Addendum – FCC Commissioner O’Rielly released the following statement on April 1st:
I am grateful that Chairman Pai has circulated an item to allow sharing between unlicensed services and incumbent providers in the 6 GHz band. Having worked for most of my professional career on unlicensed service issues and having taken on the lead advocate role for 6 GHz, I am extremely pleased that we have finally reached this point. It’s been a long and winding road.
Today’s item effectively concludes some of the substantive debates and will end some extraneous noise surrounding our approach. While I look forward to reading the specifics, it appears very consistent with my emphatic support for protecting incumbent users while permitting varied unlicensed services within the band.
Specifically, higher powered unlicensed services will be allowed in the band using a slimmed-down automated frequency coordination (AFC) regime, while low power indoor (LPI) use, which probably could use a closer review and improvements to its technical rules over the next couple weeks, will be allowed throughout the band without an AFC.
Although it initially settles on certain lower power limits for LPI use, the further notice will explore increasing these limits, as well as setting workable power limits and more specifics to effectuate very lower powered (VLP) unlicensed devices. “Over the last few years, I have heard from entrepreneurs and innovators discussing how dramatic the impact would be of unleashing such a large unlicensed allocation with seven 160 megahertz channels. I can’t wait to see, and use, the new services and ideas brought forward because of our work here.
Today’s action to permit all 1200 megahertz of the band to be used for unlicensed services means that proposals to license portions of the band were not accepted. I fully support this outcome, but I also remain fully committed to identifying other mid-bands for licensed services. Simply put, U.S. wireless providers must have more mid-band spectrum to meet consumer demand, and I will fight to refill the spectrum pipeline for future licensed wireless services.

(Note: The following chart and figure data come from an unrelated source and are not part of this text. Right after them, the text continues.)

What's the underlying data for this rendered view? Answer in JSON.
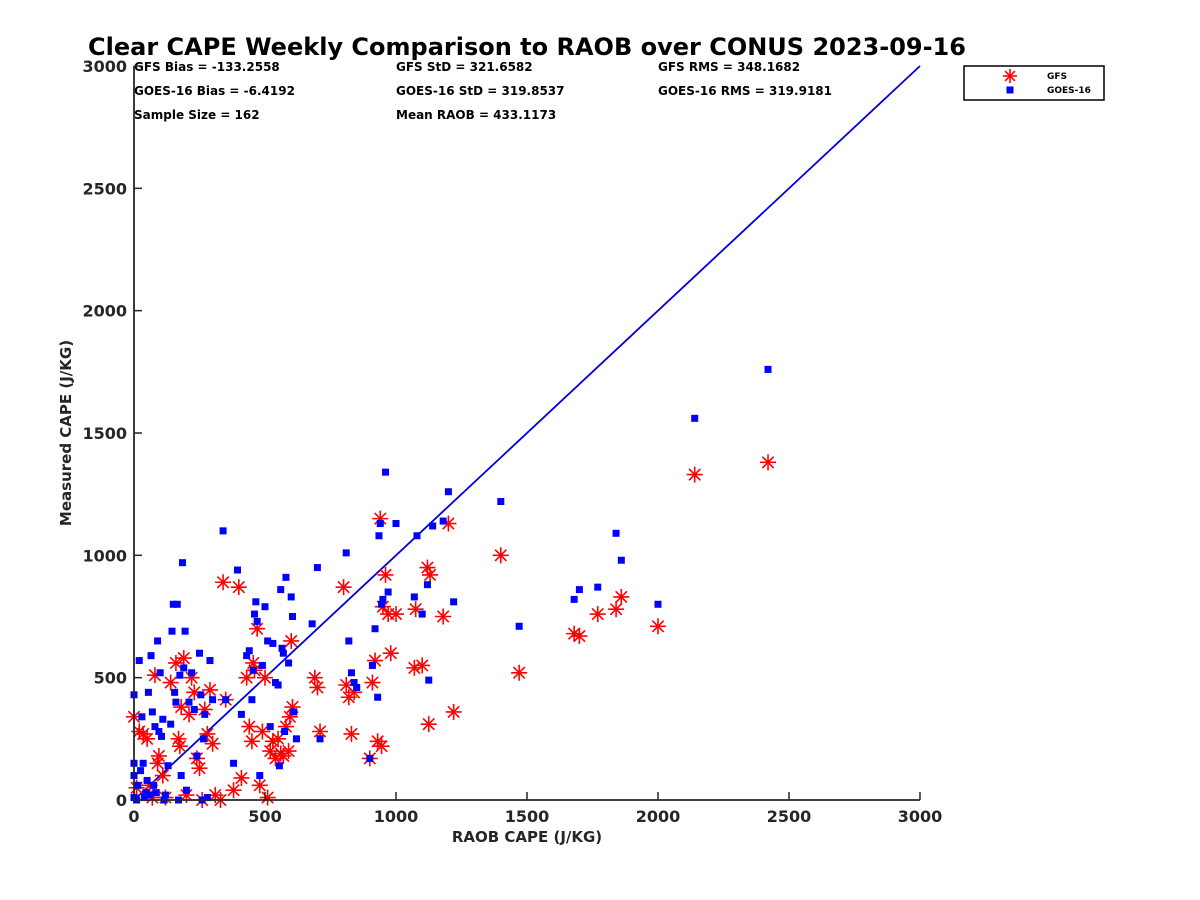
{
  "colors": {
    "gfs": "#ff0000",
    "goes": "#0000ff",
    "line": "#0000dd",
    "axis": "#262626"
  },
  "chart_data": {
    "type": "scatter",
    "title": "Clear CAPE Weekly Comparison to RAOB over CONUS 2023-09-16",
    "xlabel": "RAOB CAPE (J/KG)",
    "ylabel": "Measured CAPE (J/KG)",
    "xlim": [
      0,
      3000
    ],
    "ylim": [
      0,
      3000
    ],
    "xticks": [
      0,
      500,
      1000,
      1500,
      2000,
      2500,
      3000
    ],
    "yticks": [
      0,
      500,
      1000,
      1500,
      2000,
      2500,
      3000
    ],
    "xtick_labels": [
      "0",
      "500",
      "1000",
      "1500",
      "2000",
      "2500",
      "3000"
    ],
    "ytick_labels": [
      "0",
      "500",
      "1000",
      "1500",
      "2000",
      "2500",
      "3000"
    ],
    "grid": false,
    "legend_position": "top-right",
    "stats": [
      [
        "GFS Bias = -133.2558",
        "GFS StD = 321.6582",
        "GFS RMS = 348.1682"
      ],
      [
        "GOES-16 Bias = -6.4192",
        "GOES-16 StD = 319.8537",
        "GOES-16 RMS = 319.9181"
      ],
      [
        "Sample Size = 162",
        "Mean RAOB = 433.1173",
        ""
      ]
    ],
    "fit_line": {
      "x": [
        0,
        3000
      ],
      "y": [
        0,
        3000
      ]
    },
    "series": [
      {
        "name": "GFS",
        "marker": "asterisk",
        "color": "#ff0000",
        "points": [
          [
            0,
            340
          ],
          [
            10,
            50
          ],
          [
            20,
            280
          ],
          [
            35,
            270
          ],
          [
            50,
            250
          ],
          [
            60,
            60
          ],
          [
            70,
            10
          ],
          [
            80,
            510
          ],
          [
            90,
            150
          ],
          [
            95,
            180
          ],
          [
            110,
            100
          ],
          [
            120,
            10
          ],
          [
            140,
            480
          ],
          [
            160,
            560
          ],
          [
            170,
            250
          ],
          [
            175,
            220
          ],
          [
            180,
            380
          ],
          [
            190,
            580
          ],
          [
            200,
            20
          ],
          [
            210,
            350
          ],
          [
            220,
            500
          ],
          [
            230,
            440
          ],
          [
            240,
            170
          ],
          [
            250,
            130
          ],
          [
            260,
            0
          ],
          [
            270,
            370
          ],
          [
            280,
            270
          ],
          [
            290,
            450
          ],
          [
            300,
            230
          ],
          [
            310,
            20
          ],
          [
            330,
            0
          ],
          [
            340,
            890
          ],
          [
            350,
            410
          ],
          [
            380,
            40
          ],
          [
            400,
            870
          ],
          [
            410,
            90
          ],
          [
            430,
            500
          ],
          [
            440,
            300
          ],
          [
            450,
            240
          ],
          [
            455,
            560
          ],
          [
            460,
            530
          ],
          [
            470,
            700
          ],
          [
            480,
            60
          ],
          [
            490,
            280
          ],
          [
            500,
            500
          ],
          [
            510,
            10
          ],
          [
            520,
            200
          ],
          [
            530,
            240
          ],
          [
            540,
            170
          ],
          [
            550,
            250
          ],
          [
            560,
            190
          ],
          [
            570,
            180
          ],
          [
            580,
            300
          ],
          [
            590,
            200
          ],
          [
            595,
            340
          ],
          [
            600,
            650
          ],
          [
            605,
            380
          ],
          [
            690,
            500
          ],
          [
            700,
            460
          ],
          [
            710,
            280
          ],
          [
            800,
            870
          ],
          [
            810,
            470
          ],
          [
            820,
            420
          ],
          [
            830,
            270
          ],
          [
            840,
            440
          ],
          [
            900,
            170
          ],
          [
            910,
            480
          ],
          [
            920,
            570
          ],
          [
            930,
            240
          ],
          [
            940,
            1150
          ],
          [
            945,
            220
          ],
          [
            950,
            790
          ],
          [
            960,
            920
          ],
          [
            970,
            760
          ],
          [
            980,
            600
          ],
          [
            1000,
            760
          ],
          [
            1070,
            540
          ],
          [
            1075,
            780
          ],
          [
            1100,
            550
          ],
          [
            1120,
            950
          ],
          [
            1125,
            310
          ],
          [
            1130,
            920
          ],
          [
            1180,
            750
          ],
          [
            1200,
            1130
          ],
          [
            1220,
            360
          ],
          [
            1400,
            1000
          ],
          [
            1470,
            520
          ],
          [
            1680,
            680
          ],
          [
            1700,
            670
          ],
          [
            1770,
            760
          ],
          [
            1840,
            780
          ],
          [
            1860,
            830
          ],
          [
            2000,
            710
          ],
          [
            2140,
            1330
          ],
          [
            2420,
            1380
          ]
        ]
      },
      {
        "name": "GOES-16",
        "marker": "square",
        "color": "#0000ff",
        "points": [
          [
            0,
            430
          ],
          [
            0,
            100
          ],
          [
            0,
            150
          ],
          [
            0,
            10
          ],
          [
            10,
            0
          ],
          [
            15,
            60
          ],
          [
            20,
            570
          ],
          [
            25,
            120
          ],
          [
            30,
            340
          ],
          [
            35,
            150
          ],
          [
            40,
            10
          ],
          [
            45,
            30
          ],
          [
            50,
            80
          ],
          [
            55,
            440
          ],
          [
            60,
            20
          ],
          [
            65,
            590
          ],
          [
            70,
            360
          ],
          [
            75,
            60
          ],
          [
            80,
            300
          ],
          [
            85,
            30
          ],
          [
            90,
            650
          ],
          [
            95,
            280
          ],
          [
            100,
            520
          ],
          [
            105,
            260
          ],
          [
            110,
            330
          ],
          [
            115,
            0
          ],
          [
            120,
            20
          ],
          [
            130,
            140
          ],
          [
            140,
            310
          ],
          [
            145,
            690
          ],
          [
            150,
            800
          ],
          [
            155,
            440
          ],
          [
            160,
            400
          ],
          [
            165,
            800
          ],
          [
            170,
            0
          ],
          [
            175,
            510
          ],
          [
            180,
            100
          ],
          [
            185,
            970
          ],
          [
            190,
            540
          ],
          [
            195,
            690
          ],
          [
            200,
            40
          ],
          [
            210,
            400
          ],
          [
            220,
            520
          ],
          [
            230,
            370
          ],
          [
            240,
            180
          ],
          [
            250,
            600
          ],
          [
            255,
            430
          ],
          [
            260,
            0
          ],
          [
            265,
            250
          ],
          [
            270,
            350
          ],
          [
            280,
            10
          ],
          [
            290,
            570
          ],
          [
            300,
            410
          ],
          [
            340,
            1100
          ],
          [
            350,
            410
          ],
          [
            380,
            150
          ],
          [
            395,
            940
          ],
          [
            410,
            350
          ],
          [
            430,
            590
          ],
          [
            440,
            610
          ],
          [
            450,
            410
          ],
          [
            455,
            530
          ],
          [
            460,
            760
          ],
          [
            465,
            810
          ],
          [
            470,
            730
          ],
          [
            480,
            100
          ],
          [
            490,
            550
          ],
          [
            500,
            790
          ],
          [
            510,
            650
          ],
          [
            520,
            300
          ],
          [
            530,
            640
          ],
          [
            540,
            480
          ],
          [
            550,
            470
          ],
          [
            555,
            140
          ],
          [
            560,
            860
          ],
          [
            565,
            620
          ],
          [
            570,
            600
          ],
          [
            575,
            280
          ],
          [
            580,
            910
          ],
          [
            590,
            560
          ],
          [
            600,
            830
          ],
          [
            605,
            750
          ],
          [
            610,
            360
          ],
          [
            620,
            250
          ],
          [
            680,
            720
          ],
          [
            700,
            950
          ],
          [
            710,
            250
          ],
          [
            810,
            1010
          ],
          [
            820,
            650
          ],
          [
            830,
            520
          ],
          [
            840,
            480
          ],
          [
            850,
            460
          ],
          [
            900,
            170
          ],
          [
            910,
            550
          ],
          [
            920,
            700
          ],
          [
            930,
            420
          ],
          [
            935,
            1080
          ],
          [
            940,
            1130
          ],
          [
            945,
            800
          ],
          [
            950,
            820
          ],
          [
            960,
            1340
          ],
          [
            970,
            850
          ],
          [
            1000,
            1130
          ],
          [
            1070,
            830
          ],
          [
            1080,
            1080
          ],
          [
            1100,
            760
          ],
          [
            1120,
            880
          ],
          [
            1125,
            490
          ],
          [
            1140,
            1120
          ],
          [
            1180,
            1140
          ],
          [
            1200,
            1260
          ],
          [
            1220,
            810
          ],
          [
            1400,
            1220
          ],
          [
            1470,
            710
          ],
          [
            1680,
            820
          ],
          [
            1700,
            860
          ],
          [
            1770,
            870
          ],
          [
            1840,
            1090
          ],
          [
            1860,
            980
          ],
          [
            2000,
            800
          ],
          [
            2140,
            1560
          ],
          [
            2420,
            1760
          ]
        ]
      }
    ]
  }
}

This effort is absolutely vital to preserving U.S. leadership in wireless technology and to alleviate the demands being placed on existing networks. I firmly believe that the most likely candidate bands for this purpose are Federal spectrum allocations, such as the 3.1 to 3.55 GHz band, that can be converted to commercial use.
I look forward to discussing this draft with interested parties in the coming weeks, and I will go out on a limb to predict a unanimous vote from my colleagues.